Ахилл вскочил, и его рука сама рванулась к лежащему вдоль стены копью.
— Что это такое?
— Это верблюды орут, — ответила Авлона, тоже вскакивая на ноги. — Они чего-то испугались.
— Где это? — крикнул герой. — Где?
Девочка кинулась плашмя на землю и быстро приложила к ней ухо.
— На краю плато, вон в той стороне, — она махнула рукой вправо. — Они мечутся взад и вперед. И еще… Кто-то скачет огромными скачками… Кто-то очень-очень большой и тяжелый.
— Сатиры рогатые! — воскликнул Ахилл. — Да пусть у меня уши залезут на затылок, если это не здешнее пугало, этот их ящер, будь он проклят! Огня, Авлона! Быстро!
На всякий случай герой заготовил и держал хижине несколько примитивных факелов, использовав прямые пальмовые ветви, концы которых обмотал верблюжьей шерстью и пропитал шерсть жиром, вытопленным из тушек сусликов, пойманных маленькой амазонкой. Едва он крикнул «Огня!», девочка схватила два таких факела и мигом сунула их в очаг. Головки факелов запылали, и Ахилл, схватив один из них в левую руку, а правой сжав свой «пелионский ясень», ринулся вон из хижины. Авлона последовала за ним, хотя ей было и не догнать героя.
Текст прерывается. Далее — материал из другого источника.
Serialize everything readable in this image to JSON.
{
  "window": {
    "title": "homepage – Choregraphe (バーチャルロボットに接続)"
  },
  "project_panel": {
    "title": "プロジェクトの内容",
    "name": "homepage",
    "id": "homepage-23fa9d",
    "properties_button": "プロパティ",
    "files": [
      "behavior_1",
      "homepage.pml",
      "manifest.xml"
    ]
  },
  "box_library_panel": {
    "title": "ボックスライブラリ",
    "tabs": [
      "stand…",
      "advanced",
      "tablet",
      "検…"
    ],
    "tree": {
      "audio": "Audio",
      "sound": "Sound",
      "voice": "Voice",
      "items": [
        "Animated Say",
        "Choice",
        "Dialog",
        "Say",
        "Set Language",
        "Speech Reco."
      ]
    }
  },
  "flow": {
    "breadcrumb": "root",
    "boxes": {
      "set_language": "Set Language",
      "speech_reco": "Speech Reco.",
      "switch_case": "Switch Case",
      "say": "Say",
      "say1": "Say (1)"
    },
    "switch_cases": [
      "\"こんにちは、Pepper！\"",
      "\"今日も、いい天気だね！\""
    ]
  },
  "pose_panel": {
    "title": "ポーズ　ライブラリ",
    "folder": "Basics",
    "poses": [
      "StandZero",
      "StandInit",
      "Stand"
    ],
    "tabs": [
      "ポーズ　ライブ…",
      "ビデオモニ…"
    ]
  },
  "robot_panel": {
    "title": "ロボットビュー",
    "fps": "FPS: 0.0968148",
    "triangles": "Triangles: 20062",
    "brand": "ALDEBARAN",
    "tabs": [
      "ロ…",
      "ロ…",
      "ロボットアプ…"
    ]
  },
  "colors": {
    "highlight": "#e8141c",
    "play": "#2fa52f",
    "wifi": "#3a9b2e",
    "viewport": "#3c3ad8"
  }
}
Миновав заросли колючих кустарников, они уже почти добежали до края плато, когда им навстречу с ревом вынеслись шесть или семь верблюдов. Хрипя от ужаса, могучие животные промчались мимо людей и скрылись в темноте.
Ахилл побежал еще быстрее и вдруг резко остановился.
Он был уже почти у самого края плато. И в свете факела и взошедшей в это время ущербленной луны увидал еще одного верблюда. Сперва ему показалось, что огромный зверь провалился в какую-то яму или трещину — видна была лишь голова с вытаращенными глазами и раскрытой пастью и скрюченные передние ноги. Но затем герой увидел громадное темное пятно на земле.
Он подошел ближе и увидел, что это был не целый верблюд, а лишь голова, шея и две передние ноги, соединенные с шеей клочьями шкуры. Все остальное было отделено, оторвано, или вернее откушено, и исчезло. Широкий кровавый след шел к краю плато, к почти неприступным в этом месте скалам.
— Вот скотина! — прошептал ошеломленный Ахилл, выше поднимая факел. — Ну и тварь!.. Где ты, Авлона?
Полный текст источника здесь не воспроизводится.